First reported in 2015 (one case), according to a Public Health memo sent earlier this month to medics, the disease appears to be concentrated in the Acadian Peninsula in north-east New Brunswick and the Moncton region in the south-east. So far, 43 cases have been registered, with the trend having been drastically up since 2019, when 11 cases emerged, followed by 24 new ones in 2020, amid the coronavirus pandemic, and another six in the first months of 2021. Five people diagnosed with the condition have died.

Although the mystery illness bears similarities to Creutzfeldt-Jakob Disease, known as CJD, a rare and fatal brain ailment, the memo noted that "testing for CJD so far has ruled out known prion diseases", those that occur when the normal prion protein, found on the surface of many cells, rises abnormally and clumps in the brain.

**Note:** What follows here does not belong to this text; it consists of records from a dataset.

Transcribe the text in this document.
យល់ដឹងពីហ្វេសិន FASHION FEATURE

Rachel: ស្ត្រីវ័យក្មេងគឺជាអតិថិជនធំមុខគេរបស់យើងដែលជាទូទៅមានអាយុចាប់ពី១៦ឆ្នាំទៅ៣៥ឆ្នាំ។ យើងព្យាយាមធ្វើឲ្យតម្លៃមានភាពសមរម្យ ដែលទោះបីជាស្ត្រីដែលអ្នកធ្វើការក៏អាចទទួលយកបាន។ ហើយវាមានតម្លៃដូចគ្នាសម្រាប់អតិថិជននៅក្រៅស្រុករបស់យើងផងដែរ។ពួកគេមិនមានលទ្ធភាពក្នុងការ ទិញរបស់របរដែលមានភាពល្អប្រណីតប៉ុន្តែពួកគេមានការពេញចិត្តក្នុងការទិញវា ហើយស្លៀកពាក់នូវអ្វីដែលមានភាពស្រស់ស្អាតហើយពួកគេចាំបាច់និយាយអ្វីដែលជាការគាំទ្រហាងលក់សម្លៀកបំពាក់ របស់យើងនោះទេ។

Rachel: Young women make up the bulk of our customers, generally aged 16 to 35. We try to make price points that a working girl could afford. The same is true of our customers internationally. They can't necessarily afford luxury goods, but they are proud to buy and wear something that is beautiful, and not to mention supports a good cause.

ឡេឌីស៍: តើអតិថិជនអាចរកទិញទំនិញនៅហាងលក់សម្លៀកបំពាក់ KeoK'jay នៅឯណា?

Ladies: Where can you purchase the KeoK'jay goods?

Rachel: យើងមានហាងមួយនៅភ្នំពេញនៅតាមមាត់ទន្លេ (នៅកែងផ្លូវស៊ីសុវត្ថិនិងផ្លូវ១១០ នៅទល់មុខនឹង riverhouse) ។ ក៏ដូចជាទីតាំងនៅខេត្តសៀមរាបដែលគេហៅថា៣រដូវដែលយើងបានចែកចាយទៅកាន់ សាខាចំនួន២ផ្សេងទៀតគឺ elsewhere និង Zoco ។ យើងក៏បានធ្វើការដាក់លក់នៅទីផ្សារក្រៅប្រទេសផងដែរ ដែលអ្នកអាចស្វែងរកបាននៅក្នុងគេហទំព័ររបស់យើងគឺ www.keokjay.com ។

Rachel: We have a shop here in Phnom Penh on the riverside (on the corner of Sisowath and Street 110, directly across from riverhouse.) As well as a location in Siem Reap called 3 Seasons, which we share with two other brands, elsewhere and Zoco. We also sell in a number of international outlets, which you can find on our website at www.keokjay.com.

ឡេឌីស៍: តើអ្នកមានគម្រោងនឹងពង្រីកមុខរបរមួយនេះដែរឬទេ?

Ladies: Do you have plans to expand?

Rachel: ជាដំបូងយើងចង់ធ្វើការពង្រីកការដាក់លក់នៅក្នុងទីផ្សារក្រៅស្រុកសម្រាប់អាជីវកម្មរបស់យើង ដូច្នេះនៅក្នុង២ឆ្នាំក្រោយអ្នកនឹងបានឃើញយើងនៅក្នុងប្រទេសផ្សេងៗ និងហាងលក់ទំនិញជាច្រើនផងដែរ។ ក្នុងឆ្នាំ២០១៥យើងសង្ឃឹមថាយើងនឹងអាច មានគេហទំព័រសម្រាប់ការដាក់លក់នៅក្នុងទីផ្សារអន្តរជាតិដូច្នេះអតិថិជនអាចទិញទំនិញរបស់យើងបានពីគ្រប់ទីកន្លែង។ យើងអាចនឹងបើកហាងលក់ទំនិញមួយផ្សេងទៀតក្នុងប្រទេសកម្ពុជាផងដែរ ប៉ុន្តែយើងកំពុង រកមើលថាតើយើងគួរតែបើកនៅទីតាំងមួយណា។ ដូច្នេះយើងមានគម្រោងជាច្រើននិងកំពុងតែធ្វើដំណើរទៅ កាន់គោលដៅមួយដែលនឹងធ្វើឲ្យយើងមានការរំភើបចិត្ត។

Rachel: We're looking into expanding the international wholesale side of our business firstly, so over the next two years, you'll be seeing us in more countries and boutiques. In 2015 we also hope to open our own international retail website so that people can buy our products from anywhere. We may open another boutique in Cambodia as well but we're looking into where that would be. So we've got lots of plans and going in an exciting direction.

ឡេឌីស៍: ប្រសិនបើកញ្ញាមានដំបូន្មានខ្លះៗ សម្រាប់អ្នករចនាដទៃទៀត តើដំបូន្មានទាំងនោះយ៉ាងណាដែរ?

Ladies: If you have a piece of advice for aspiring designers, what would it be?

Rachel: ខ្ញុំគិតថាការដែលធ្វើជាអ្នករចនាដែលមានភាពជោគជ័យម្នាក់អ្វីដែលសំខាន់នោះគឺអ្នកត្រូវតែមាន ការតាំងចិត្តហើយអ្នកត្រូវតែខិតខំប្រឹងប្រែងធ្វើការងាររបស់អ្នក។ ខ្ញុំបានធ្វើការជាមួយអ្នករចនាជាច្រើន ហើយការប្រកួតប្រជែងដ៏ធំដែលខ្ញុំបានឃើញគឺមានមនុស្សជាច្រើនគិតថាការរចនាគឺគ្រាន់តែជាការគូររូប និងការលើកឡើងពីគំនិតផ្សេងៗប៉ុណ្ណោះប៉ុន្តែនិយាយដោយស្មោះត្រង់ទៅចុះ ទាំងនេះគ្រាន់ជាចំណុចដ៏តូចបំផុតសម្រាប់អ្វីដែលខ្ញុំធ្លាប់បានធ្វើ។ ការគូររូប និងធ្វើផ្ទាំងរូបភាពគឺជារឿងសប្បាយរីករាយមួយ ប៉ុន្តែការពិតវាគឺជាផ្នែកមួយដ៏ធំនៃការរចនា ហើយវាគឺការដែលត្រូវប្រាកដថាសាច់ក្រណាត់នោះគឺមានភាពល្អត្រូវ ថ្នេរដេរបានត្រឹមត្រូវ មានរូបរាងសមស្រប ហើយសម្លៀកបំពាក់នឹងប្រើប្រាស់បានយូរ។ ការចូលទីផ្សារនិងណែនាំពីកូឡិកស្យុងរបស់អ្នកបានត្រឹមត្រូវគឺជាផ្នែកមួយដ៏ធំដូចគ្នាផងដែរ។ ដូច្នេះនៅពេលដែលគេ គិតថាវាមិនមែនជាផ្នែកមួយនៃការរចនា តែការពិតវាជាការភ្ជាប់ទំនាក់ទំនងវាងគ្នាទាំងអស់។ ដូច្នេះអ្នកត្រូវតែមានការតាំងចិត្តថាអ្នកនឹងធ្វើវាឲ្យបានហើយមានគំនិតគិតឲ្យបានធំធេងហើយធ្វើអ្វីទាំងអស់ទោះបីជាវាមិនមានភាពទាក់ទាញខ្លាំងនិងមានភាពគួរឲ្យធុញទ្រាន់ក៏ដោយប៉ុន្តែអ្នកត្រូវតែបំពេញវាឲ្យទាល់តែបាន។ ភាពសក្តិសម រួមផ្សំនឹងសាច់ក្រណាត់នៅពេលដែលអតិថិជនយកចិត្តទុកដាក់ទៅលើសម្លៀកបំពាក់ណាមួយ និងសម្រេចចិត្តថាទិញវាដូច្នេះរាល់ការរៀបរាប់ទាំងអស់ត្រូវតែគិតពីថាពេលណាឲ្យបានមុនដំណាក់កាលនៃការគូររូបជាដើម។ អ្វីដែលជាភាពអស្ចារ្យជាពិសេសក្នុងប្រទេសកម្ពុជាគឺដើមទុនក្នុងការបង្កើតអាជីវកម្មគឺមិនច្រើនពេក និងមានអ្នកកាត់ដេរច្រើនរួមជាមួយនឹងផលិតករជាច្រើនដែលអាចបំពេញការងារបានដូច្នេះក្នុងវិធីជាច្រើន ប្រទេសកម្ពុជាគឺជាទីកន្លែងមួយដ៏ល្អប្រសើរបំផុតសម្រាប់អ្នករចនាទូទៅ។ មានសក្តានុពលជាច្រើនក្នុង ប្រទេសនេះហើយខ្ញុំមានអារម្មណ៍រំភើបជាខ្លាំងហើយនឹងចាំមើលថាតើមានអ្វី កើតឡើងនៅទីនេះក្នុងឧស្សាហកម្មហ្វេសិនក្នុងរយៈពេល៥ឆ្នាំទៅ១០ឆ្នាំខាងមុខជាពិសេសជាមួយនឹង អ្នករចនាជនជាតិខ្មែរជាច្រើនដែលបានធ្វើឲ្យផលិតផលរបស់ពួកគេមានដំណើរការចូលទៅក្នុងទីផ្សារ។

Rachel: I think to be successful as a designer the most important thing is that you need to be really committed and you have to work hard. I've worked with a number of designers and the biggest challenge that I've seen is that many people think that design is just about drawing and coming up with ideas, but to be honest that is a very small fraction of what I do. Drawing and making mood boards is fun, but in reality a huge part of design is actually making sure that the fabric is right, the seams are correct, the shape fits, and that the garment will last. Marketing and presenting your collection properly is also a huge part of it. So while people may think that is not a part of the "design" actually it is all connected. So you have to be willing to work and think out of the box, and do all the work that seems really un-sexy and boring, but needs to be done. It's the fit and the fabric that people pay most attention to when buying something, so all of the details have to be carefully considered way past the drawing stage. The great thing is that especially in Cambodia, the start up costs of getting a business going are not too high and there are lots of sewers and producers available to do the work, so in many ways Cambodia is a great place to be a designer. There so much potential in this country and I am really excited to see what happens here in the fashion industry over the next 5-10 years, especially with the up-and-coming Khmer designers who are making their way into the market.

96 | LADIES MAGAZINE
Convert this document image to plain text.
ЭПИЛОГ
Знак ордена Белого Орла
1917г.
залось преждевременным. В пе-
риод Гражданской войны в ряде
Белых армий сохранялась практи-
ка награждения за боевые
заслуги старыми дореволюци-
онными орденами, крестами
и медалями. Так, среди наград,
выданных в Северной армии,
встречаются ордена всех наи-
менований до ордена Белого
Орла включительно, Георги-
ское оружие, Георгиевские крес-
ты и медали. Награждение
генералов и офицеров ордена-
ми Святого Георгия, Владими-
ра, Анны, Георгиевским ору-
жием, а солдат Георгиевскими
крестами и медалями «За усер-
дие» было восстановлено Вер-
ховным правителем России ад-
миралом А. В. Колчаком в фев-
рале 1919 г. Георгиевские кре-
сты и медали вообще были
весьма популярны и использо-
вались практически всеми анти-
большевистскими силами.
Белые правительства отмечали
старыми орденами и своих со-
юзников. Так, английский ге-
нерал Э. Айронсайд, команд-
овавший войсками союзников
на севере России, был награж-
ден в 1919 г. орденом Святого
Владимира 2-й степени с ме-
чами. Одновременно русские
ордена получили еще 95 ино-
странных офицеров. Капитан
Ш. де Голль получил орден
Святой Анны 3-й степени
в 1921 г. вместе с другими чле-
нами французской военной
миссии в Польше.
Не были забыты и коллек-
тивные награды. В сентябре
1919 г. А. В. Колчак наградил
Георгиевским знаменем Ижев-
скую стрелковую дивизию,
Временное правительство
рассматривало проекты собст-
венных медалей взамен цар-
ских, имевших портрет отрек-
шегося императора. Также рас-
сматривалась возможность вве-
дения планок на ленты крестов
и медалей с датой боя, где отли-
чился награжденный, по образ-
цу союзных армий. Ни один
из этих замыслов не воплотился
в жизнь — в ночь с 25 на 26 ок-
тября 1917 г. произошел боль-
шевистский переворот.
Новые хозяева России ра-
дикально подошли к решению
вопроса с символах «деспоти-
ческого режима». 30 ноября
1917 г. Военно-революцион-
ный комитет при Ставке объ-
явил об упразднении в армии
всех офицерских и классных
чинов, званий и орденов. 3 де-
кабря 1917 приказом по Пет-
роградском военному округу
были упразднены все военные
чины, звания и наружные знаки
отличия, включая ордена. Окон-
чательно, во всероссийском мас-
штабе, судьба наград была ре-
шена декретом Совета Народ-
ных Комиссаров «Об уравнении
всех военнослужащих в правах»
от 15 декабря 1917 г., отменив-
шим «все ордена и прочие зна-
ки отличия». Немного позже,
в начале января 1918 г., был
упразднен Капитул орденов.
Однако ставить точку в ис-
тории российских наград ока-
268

Scientists suspect the cause of the ailment could be exposure to some undetermined environmental toxin, which has constituted the subject of an in-depth investigation by an all-Canadian team of neurologists, epidemiologists and other specialists.

Among the symptoms are a range of behavioural alterations, sleep disturbance, unexplained pain, co-ordination problems, as well as significant muscle and brain atrophy. It is yet unknown if the disease is infectious, as its cause hasn’t yet been determined.